Colleen Labbe: All right. What has been happening with the over-the-counter monograph user fee program, or what we call monograph reform?

Janet Woodcock: FDA is very interested in reforming the OTC monograph process. This process was established many, many decades ago, and it fixes drugs under the monograph process to those drugs extant over the counter in the seventies, so it doesn't allow for innovation.  In addition, because we have to do the monographs as regulations, we can't respond rapidly to new scientific information about safety problems, and this has created many a problem for us and for the public.  Furthermore, this program is severely under resourced for the job that it has to do, and so, we are hoping that Congress would help us, as they have been interested in doing, in reform of this process and also providing additional resources so we can get the job done.

Colleen Labbe: We continue to address the national opioid crisis.  Can you update us on recent and future actions?

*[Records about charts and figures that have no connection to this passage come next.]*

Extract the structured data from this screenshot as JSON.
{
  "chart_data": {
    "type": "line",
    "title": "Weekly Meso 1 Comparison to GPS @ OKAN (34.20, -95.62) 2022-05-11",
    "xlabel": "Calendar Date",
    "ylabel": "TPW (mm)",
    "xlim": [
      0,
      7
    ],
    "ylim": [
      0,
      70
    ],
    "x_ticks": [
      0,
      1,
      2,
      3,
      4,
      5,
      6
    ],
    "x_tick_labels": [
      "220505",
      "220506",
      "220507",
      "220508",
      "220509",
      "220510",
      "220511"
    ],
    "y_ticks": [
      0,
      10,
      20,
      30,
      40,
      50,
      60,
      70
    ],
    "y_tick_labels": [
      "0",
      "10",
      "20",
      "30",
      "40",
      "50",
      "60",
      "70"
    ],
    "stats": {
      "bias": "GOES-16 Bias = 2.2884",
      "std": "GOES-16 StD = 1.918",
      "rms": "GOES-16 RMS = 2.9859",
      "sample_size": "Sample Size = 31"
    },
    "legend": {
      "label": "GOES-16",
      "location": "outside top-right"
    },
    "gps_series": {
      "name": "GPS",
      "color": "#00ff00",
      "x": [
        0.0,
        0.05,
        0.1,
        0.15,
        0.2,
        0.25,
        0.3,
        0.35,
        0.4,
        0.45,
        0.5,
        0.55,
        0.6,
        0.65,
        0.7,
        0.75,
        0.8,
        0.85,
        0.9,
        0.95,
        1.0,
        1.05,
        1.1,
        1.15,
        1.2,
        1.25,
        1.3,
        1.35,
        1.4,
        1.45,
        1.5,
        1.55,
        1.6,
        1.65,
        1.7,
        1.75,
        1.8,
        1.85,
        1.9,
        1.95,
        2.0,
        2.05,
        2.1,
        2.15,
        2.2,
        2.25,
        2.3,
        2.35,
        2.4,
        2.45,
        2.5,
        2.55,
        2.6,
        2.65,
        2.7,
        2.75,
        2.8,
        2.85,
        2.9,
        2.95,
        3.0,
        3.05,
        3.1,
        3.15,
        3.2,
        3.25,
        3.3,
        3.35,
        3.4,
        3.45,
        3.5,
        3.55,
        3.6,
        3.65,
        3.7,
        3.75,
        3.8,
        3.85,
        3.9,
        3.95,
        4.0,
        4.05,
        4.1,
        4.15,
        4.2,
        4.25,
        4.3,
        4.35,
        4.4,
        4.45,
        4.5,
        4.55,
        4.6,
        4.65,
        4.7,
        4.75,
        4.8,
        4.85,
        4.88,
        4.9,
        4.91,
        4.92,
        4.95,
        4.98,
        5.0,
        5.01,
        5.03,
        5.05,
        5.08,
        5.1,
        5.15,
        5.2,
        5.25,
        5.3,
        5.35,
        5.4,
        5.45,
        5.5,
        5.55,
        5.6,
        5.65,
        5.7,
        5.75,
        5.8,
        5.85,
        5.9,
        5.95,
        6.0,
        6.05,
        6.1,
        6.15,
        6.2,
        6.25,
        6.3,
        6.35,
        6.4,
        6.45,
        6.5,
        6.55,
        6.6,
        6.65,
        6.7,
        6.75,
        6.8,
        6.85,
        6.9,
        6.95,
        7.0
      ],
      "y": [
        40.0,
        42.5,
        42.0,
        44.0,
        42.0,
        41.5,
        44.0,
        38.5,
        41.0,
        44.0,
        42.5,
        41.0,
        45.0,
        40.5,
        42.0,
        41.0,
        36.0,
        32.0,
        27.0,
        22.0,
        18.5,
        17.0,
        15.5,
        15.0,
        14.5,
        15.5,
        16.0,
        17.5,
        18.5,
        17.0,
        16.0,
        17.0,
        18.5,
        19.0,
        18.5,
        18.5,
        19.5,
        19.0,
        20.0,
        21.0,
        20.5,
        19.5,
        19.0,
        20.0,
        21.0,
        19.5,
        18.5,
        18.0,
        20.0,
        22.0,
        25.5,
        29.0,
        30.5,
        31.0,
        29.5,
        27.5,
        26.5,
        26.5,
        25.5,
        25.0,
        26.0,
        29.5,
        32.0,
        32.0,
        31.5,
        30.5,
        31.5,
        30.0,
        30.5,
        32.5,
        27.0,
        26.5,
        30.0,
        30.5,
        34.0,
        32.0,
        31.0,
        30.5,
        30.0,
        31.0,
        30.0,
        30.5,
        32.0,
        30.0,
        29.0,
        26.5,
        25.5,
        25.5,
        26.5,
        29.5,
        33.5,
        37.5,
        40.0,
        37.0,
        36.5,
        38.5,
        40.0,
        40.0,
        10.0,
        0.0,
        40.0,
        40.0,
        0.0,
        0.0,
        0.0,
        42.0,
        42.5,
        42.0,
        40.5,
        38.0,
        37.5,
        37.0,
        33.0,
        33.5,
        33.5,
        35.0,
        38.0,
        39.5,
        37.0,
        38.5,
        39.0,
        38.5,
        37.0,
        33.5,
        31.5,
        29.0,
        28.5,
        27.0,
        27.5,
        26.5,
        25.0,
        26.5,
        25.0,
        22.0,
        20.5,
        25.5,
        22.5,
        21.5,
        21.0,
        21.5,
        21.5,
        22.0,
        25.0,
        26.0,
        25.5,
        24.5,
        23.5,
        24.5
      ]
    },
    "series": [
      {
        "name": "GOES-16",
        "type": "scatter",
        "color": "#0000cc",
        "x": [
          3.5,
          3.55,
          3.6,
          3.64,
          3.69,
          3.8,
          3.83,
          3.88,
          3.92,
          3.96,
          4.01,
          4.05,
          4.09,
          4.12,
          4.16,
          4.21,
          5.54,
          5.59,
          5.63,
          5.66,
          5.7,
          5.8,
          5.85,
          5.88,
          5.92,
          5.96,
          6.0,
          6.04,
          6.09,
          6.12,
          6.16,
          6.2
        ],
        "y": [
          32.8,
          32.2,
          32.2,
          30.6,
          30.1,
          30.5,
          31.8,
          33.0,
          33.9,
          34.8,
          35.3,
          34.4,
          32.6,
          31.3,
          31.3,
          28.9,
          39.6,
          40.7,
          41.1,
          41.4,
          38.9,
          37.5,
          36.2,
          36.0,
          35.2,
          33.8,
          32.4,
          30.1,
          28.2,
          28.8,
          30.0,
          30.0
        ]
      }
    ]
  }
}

Janet Woodcock: The opioid crisis facing the nation is really multifactorial, and FDA is trying to play its role to the fullest.  In 2018, we expanded the REMS that we have over, that we had over the extended-release opioids to the immediate-release opioids.  This is mandating a very large continuing education program for all sorts of health professionals to provide them with the information they need to manage pain better and to try to avoid opioids, if at all possible, when other alternative interventions would be satisfactory.  In addition, of course, we're doing multiple other things, including encouraging the development of new modalities both to treat opioid-use disorder and its consequences, such as withdrawal, as well as the development of alternative analgesics that could be used instead of opioids. We're working with the National Institutes of Health on their very ambitious research agenda, and we're very strong partners with NIH on many of the programs that they're putting forth. So, I believe that 2019 will also be an extremely active year for FDA. We will be implementing some of the provisions and authorities given to us under the SUPPORT Act by Congress, and we are actively, right now, evaluating those provisions to see how we can make some relatively rapid interventions that could help change the trajectory of this problem.

Colleen Labbe: Dr. Woodcock, thank you for sharing your thoughts again today. We look forward to 2019.